Julian Reschke julian.reschke at gmx.de
Tue Jul 17 00:54:07 PDT 2012

On 2012-07-17 09:04, Martin Rex wrote:
> ...
>> I believe there is emerging consensus that that reference point should
>> be section numbers.
> I frankly do not see that consensus, I believe section numbers

Indeed, I should have said "rough".

> to be the sole reference points much to coarse, and I don't
> think that pathological fragmentation of text into subsections
> is a universal solution (let alone sensical).


> There may be multiple-pages examples, long lists, where being
> able to point to a page is sometimes useful.

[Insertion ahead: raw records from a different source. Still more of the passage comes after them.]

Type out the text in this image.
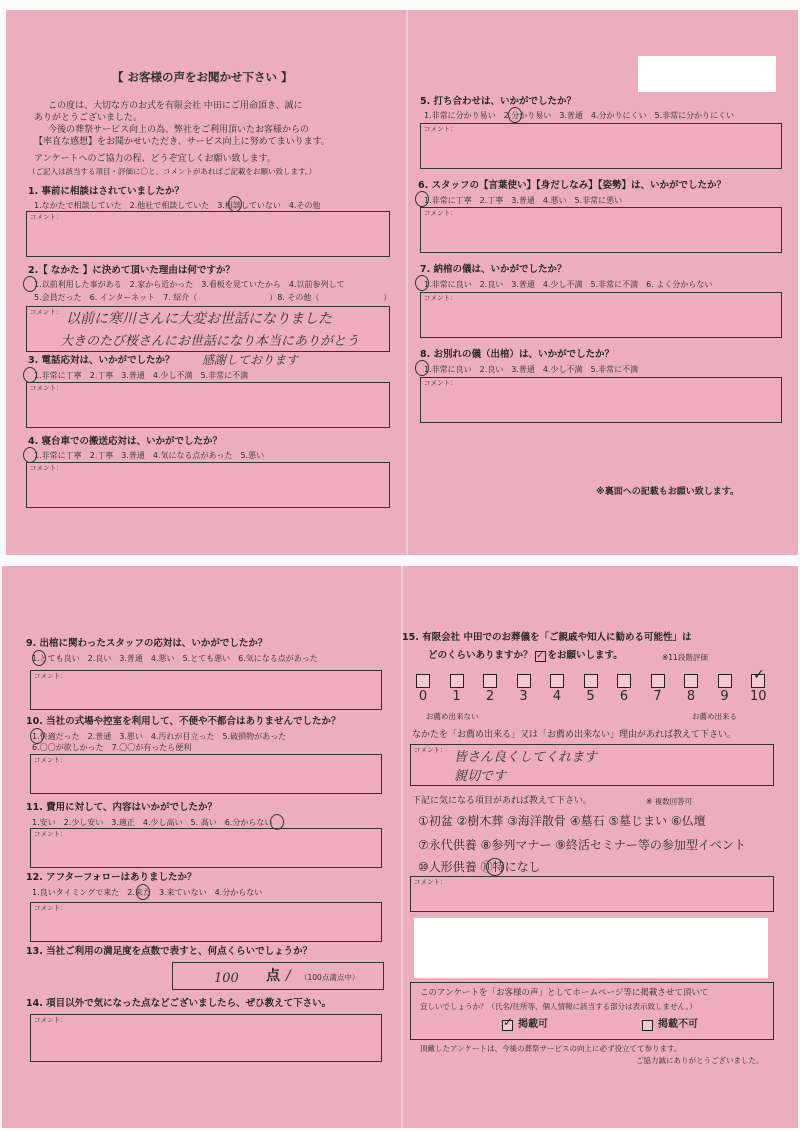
【 お客様の声をお聞かせ下さい 】
この度は、大切な方のお式を有限会社 中田にご用命頂き、誠に
ありがとうございました。
今後の葬祭サービス向上の為、弊社をご利用頂いたお客様からの
【率直な感想】をお聞かせいただき、サービス向上に努めてまいります。
アンケートへのご協力の程、どうぞ宜しくお願い致します。
（ご記入は該当する項目・評価に〇と、コメントがあればご記載をお願い致します。）
1. 事前に相談はされていましたか？
1.なかたで相談していた　2.他社で相談していた　3.相談していない　4.その他
コメント：
2.【 なかた 】に決めて頂いた理由は何ですか？
1.以前利用した事がある　2.家から近かった　3.看板を見ていたから　4.以前参列して
5.会員だった　6. インターネット　7. 紹介（　　　　　　　　　）8. その他（　　　　　　　　）
コメント： 以前に寒川さんに大変お世話になりました
大きのたび桜さんにお世話になり本当にありがとう
3. 電話応対は、いかがでしたか？ 感謝しております
1.非常に丁寧　2.丁寧　3.普通　4.少し不満　5.非常に不満
コメント：
4. 寝台車での搬送応対は、いかがでしたか？
1.非常に丁寧　2.丁寧　3.普通　4.気になる点があった　5.悪い
コメント：
5. 打ち合わせは、いかがでしたか？
1.非常に分かり易い　2.分かり易い　3.普通　4.分かりにくい　5.非常に分かりにくい
コメント：
6. スタッフの【言葉使い】【身だしなみ】【姿勢】は、いかがでしたか？
1.非常に丁寧　2.丁寧　3.普通　4.悪い　5.非常に悪い
コメント：
7. 納棺の儀は、いかがでしたか？
1.非常に良い　2.良い　3.普通　4.少し不満　5.非常に不満　6. よく分からない
コメント：
8. お別れの儀（出棺）は、いかがでしたか？
1.非常に良い　2.良い　3.普通　4.少し不満　5.非常に不満
コメント：
※裏面への記載もお願い致します。
9. 出棺に関わったスタッフの応対は、いかがでしたか？
1.とても良い　2.良い　3.普通　4.悪い　5.とても悪い　6.気になる点があった
コメント：
10. 当社の式場や控室を利用して、不便や不都合はありませんでしたか？
1.快適だった　2.普通　3.悪い　4.汚れが目立った　5.破損物があった
6.〇〇が欲しかった　7.〇〇が有ったら便利
コメント：
11. 費用に対して、内容はいかがでしたか？
1.安い　2.少し安い　3.適正　4.少し高い　5. 高い　6.分からない
コメント：
12. アフターフォローはありましたか？
1.良いタイミングで来た　2.来た　3.来ていない　4.分からない
コメント：
13. 当社ご利用の満足度を点数で表すと、何点くらいでしょうか？
100 点 / （100点満点中）
14. 項目以外で気になった点などございましたら、ぜひ教えて下さい。
コメント：
15. 有限会社 中田でのお葬儀を「ご親戚や知人に勧める可能性」は
どのくらいありますか？ ✓ をお願いします。	※11段階評価
0 1 2 3 4 5 6 7 8 9 10
✓
お薦め出来ない	お薦め出来る
なかたを「お薦め出来る」又は「お薦め出来ない」理由があれば教えて下さい。
コメント： 皆さん良くしてくれます
親切です
下記に気になる項目があれば教えて下さい。	※ 複数回答可
①初盆 ②樹木葬 ③海洋散骨 ④墓石 ⑤墓じまい ⑥仏壇
⑦永代供養 ⑧参列マナー ⑨終活セミナー等の参加型イベント
⑩人形供養 ⑪特になし
コメント：
このアンケートを「お客様の声」としてホームページ等に掲載させて頂いて
宜しいでしょうか？（氏名/住所等、個人情報に該当する部分は表示致しません。）
✓ 掲載可	掲載不可
頂戴したアンケートは、今後の葬祭サービスの向上に必ず役立てて参ります。
ご協力誠にありがとうございました。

If you do indeed have multi-page examples then adding more structure to 
the examples, or adding line numbers, will probably be more useful to 
the reader.

> I really want to see the pre-formatted for printing (rfcmarkup)
> RFC format be retained for future RFCs as well, and *I* will continue
> to exclusively use URLs into the the pre-formatted online RFCs
> during discussions, if at all.

On the other hand, I have stopped using them whenever I can (when 
there's a better real HTML version around).

>>> ...
>>> I don't mind that you use XML or HTML, and I also don't mind when the
>>> RFC Editor creates HTML versions of RFCs.
>>> But I want the RFC Editor to continue to accept nroff submissions
>>> for those that don't want to waste their authoring time on XML/HTML
>>> bike shedding.
>>> ...
>> Depending on what we agree on, allowing formats that are "too simple" is
>> likely going to cause additional work for the RFC Editor, which needs to
>> be paid. This is something we need to keep in mind. Optimally, the new
>> format will make the actual formatting *easier* for the production center.
> There can not be a "too simple" format, only a too complex format

The current submission format is "too simple" in that it requires 
heuristics to extract essential information like contact information, 
copyrights, and abstract (which sometimes fail), and requires additional 
work during RFC publication that could easily be avoided.

> that puts excessive and completely unnecessary burden on RFC authors.
> And I continue to be heavily opposed to all those lobbying with the sole
> objective to kill all other submission formats besides xml2rfc.

My main concern continues to be the *publication* format, because it 
affects the *readers*, not the *authors*.

We can of course decide to retain a primitive submission format, but it 
that causes the publication format to be primitive as well, I'll have to 
agree with those who claim that the IETF is stuck in the 1980s.